ENTITLEMENTS--BY GOSH, THEY'VE GOT IT COMING!
This victim psychology is something we in pharmacy deal with every day. I always thought that health insurance existed only to prevent people from going broke, not to provide them with a shadow livelihood. But, many people see their third-party entitlement (insurance, if you will, but I like to call it what it is) as a way of life. That's why you get some people coming up to your counter expecting only their own personal knowledge of their coverage to be sufficient to pay for the drug. "It's OK, fella, I'm covered," and they just stand there, and you have to start extracting the documentation from them. Or, as some blogs quote, they will say, "You mean, I have to pay for it?" The manifestations of victimhood continue with such shining clinical interventions as, "It's not covered? Well, call the doctor back and have him prescribe something that is covered!" My favorite battle cry came one day with a combination declaration of entitlement and an attempted infliction of guilt on the pharmacist: "I'm an AFDC mother!" I was expecting the Secretary of HHS to personally materialize behind the lady, brandishing the Holy Medicaid Truncheon and demanding I cease and desist my impertinent demand for payment.
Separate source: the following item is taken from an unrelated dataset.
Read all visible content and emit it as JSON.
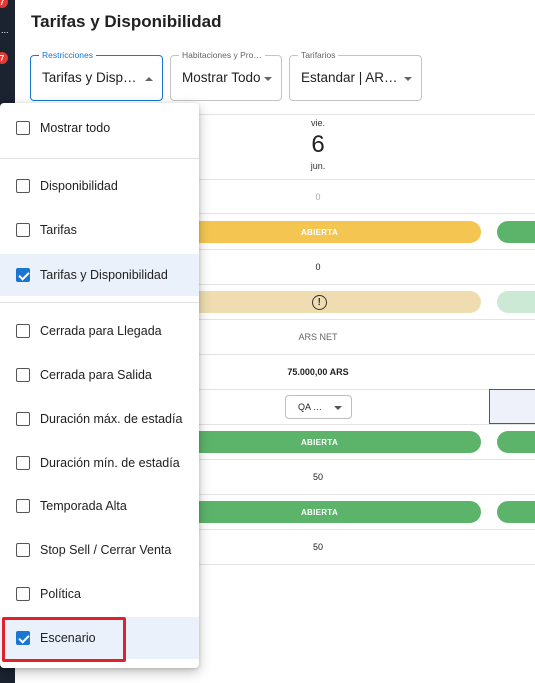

For those who want to call me a cold fish at this point, I believe that prescription coverage is a lifesaving arrangement for many people. Without it, they would die, because they cannot afford the antineoplastic, anti-HIV, or cardiovascular medication that is keeping them alive. To me, those people represent the proper application of our social safety net. But most members of the madding crowd of prescription patients see their insurance coverage as a carte blanche to avenge every slight they've ever received in life, browbeating every pharmacist and technician to get their way. Prescription entitlements are the perfect weapon for many people to express their often unbridled anger, and the pharmacy staff, not the patient, then become the victims.